DICOTOMIA CASERME-ISLAM – Insomma, se la Rivoluzione non è stata un fallimento, alla resa dei conti è servita solamente a sostituire un centro di potere, facente capo a Mubarak, con un sistema binario in cui la scelta è drasticamente ridotta tra l’esercito di Sisi e gli islamisti di Morsi. È largamente ipotizzabile però, che nessuno dei due attori sia realmente interessato a rispondere ai quesiti che la piazza ha posto tra il 2011 e il 2013, limitandosi ad ascoltare l’insofferenza popolare solo in quel lasso di tempo in cui questa diventa un valido strumento per cambiare i rapporti di forza.

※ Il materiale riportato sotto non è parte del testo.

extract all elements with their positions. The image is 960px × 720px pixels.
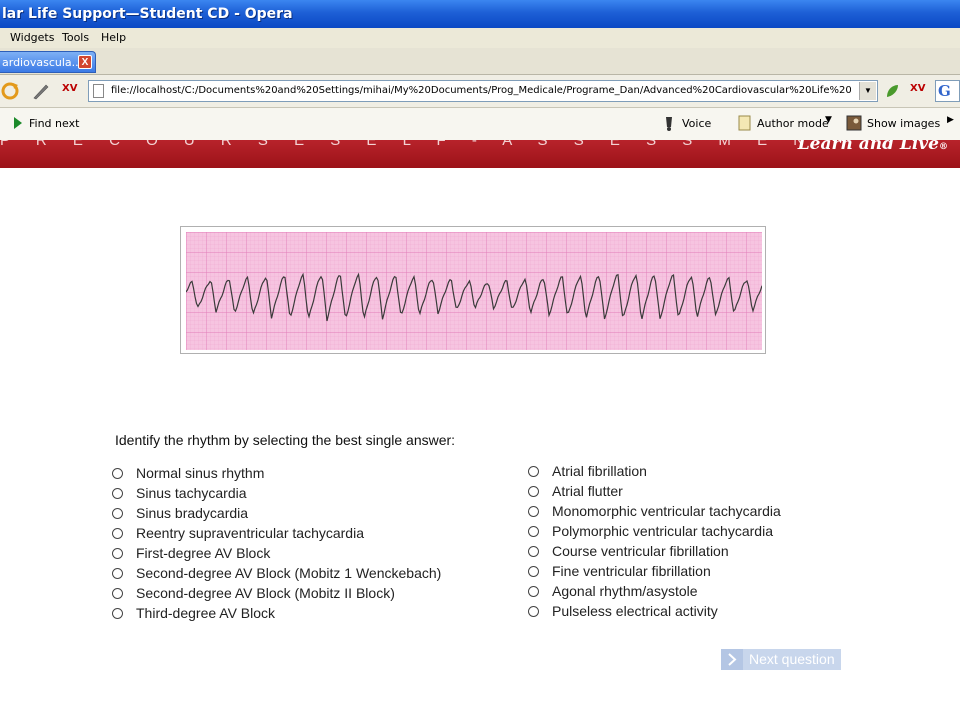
tab-label: ardiovascula... [2, 56, 83, 69]
answer-label: Pulseless electrical activity [552, 603, 718, 619]
answer-label: Third-degree AV Block [136, 605, 276, 621]
address-dropdown-icon[interactable]: ▼ [859, 82, 876, 100]
question-prompt: Identify the rhythm by selecting the bes… [115, 432, 456, 448]
chevron-right-icon [721, 649, 743, 670]
answer-label: Atrial flutter [552, 483, 623, 499]
radio-button[interactable] [528, 506, 539, 517]
voice-button[interactable]: Voice [682, 117, 711, 130]
page-icon [93, 84, 104, 98]
radio-button[interactable] [112, 508, 123, 519]
tab-bar: ardiovascula... X [0, 48, 960, 75]
radio-button[interactable] [528, 466, 539, 477]
ecg-image [186, 232, 762, 350]
voice-icon [666, 117, 672, 131]
radio-button[interactable] [112, 488, 123, 499]
more-toolbar-icon[interactable]: ▶ [947, 115, 954, 125]
author-mode-button[interactable]: Author mode [757, 117, 829, 130]
ecg-strip [180, 226, 766, 354]
tab-acls[interactable]: ardiovascula... X [0, 51, 96, 73]
author-mode-icon [738, 115, 751, 131]
search-input[interactable]: G [935, 80, 960, 102]
radio-button[interactable] [112, 588, 123, 599]
answer-label: Sinus bradycardia [136, 505, 249, 521]
pen-icon[interactable] [32, 82, 50, 100]
find-next-button[interactable]: Find next [29, 117, 79, 130]
radio-button[interactable] [112, 468, 123, 479]
address-input[interactable]: file://localhost/C:/Documents%20and%20Se… [88, 80, 878, 102]
leaf-icon[interactable] [884, 83, 900, 99]
answer-label: Fine ventricular fibrillation [552, 563, 711, 579]
radio-button[interactable] [528, 546, 539, 557]
menu-tools[interactable]: Tools [62, 31, 89, 44]
menu-widgets[interactable]: Widgets [10, 31, 54, 44]
next-question-label: Next question [749, 651, 835, 667]
window-title: lar Life Support—Student CD - Opera [2, 6, 293, 22]
google-icon: G [938, 82, 951, 100]
radio-button[interactable] [528, 586, 539, 597]
radio-button[interactable] [528, 526, 539, 537]
address-url: file://localhost/C:/Documents%20and%20Se… [111, 85, 851, 96]
xv-search-button[interactable]: XV [910, 83, 925, 94]
radio-button[interactable] [528, 486, 539, 497]
radio-button[interactable] [112, 548, 123, 559]
answer-label: Sinus tachycardia [136, 485, 247, 501]
answer-label: Agonal rhythm/asystole [552, 583, 698, 599]
answer-label: Polymorphic ventricular tachycardia [552, 523, 773, 539]
menu-bar: Widgets Tools Help [0, 28, 960, 48]
answer-label: Atrial fibrillation [552, 463, 647, 479]
answer-label: First-degree AV Block [136, 545, 271, 561]
show-images-button[interactable]: Show images [867, 117, 940, 130]
find-arrow-icon [14, 117, 22, 129]
answer-label: Course ventricular fibrillation [552, 543, 729, 559]
show-images-icon [846, 115, 862, 131]
address-toolbar: XV file://localhost/C:/Documents%20and%2… [0, 75, 960, 108]
answer-label: Reentry supraventricular tachycardia [136, 525, 364, 541]
reload-icon[interactable] [0, 81, 20, 101]
next-question-button[interactable]: Next question [721, 649, 841, 670]
brand-slogan: Learn and Live® [797, 140, 948, 154]
course-banner: P R E C O U R S E S E L F - A S S E S S … [0, 140, 960, 168]
close-tab-icon[interactable]: X [78, 55, 92, 69]
radio-button[interactable] [112, 528, 123, 539]
window-title-bar: lar Life Support—Student CD - Opera [0, 0, 960, 28]
find-toolbar: Find next Voice Author mode ▼ Show image… [0, 108, 960, 141]
banner-title: P R E C O U R S E S E L F - A S S E S S … [0, 140, 851, 149]
radio-button[interactable] [112, 568, 123, 579]
answer-label: Normal sinus rhythm [136, 465, 265, 481]
author-mode-dropdown-icon[interactable]: ▼ [825, 115, 832, 125]
answer-label: Second-degree AV Block (Mobitz 1 Wenckeb… [136, 565, 442, 581]
radio-button[interactable] [528, 606, 539, 617]
radio-button[interactable] [528, 566, 539, 577]
answer-label: Second-degree AV Block (Mobitz II Block) [136, 585, 395, 601]
radio-button[interactable] [112, 608, 123, 619]
xv-button[interactable]: XV [62, 83, 77, 94]
answer-label: Monomorphic ventricular tachycardia [552, 503, 781, 519]
menu-help[interactable]: Help [101, 31, 126, 44]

DOV’È DIRETTO L’EGITTO? – Tutto finito allora? Forse no, perché, specialmente dopo la decisione della Corte d’Assise, il malcontento in Egitto è tornato ad essere concreto e palpabile, nella stessa fase storica che ha già portato a due governi rovesciati in tre anni. Ci sarà un’altra piazza Tahrir? Al momento non è dato saperlo, ma ciò che diviene ancora più importante è cercare di capire se, qualora così fosse, l’Egitto saprà essere in grado, per una volta, di ottenere veramente i diritti che chiede, senza ricadere in quella scelta binaria che da troppo tempo lo tiene fermo.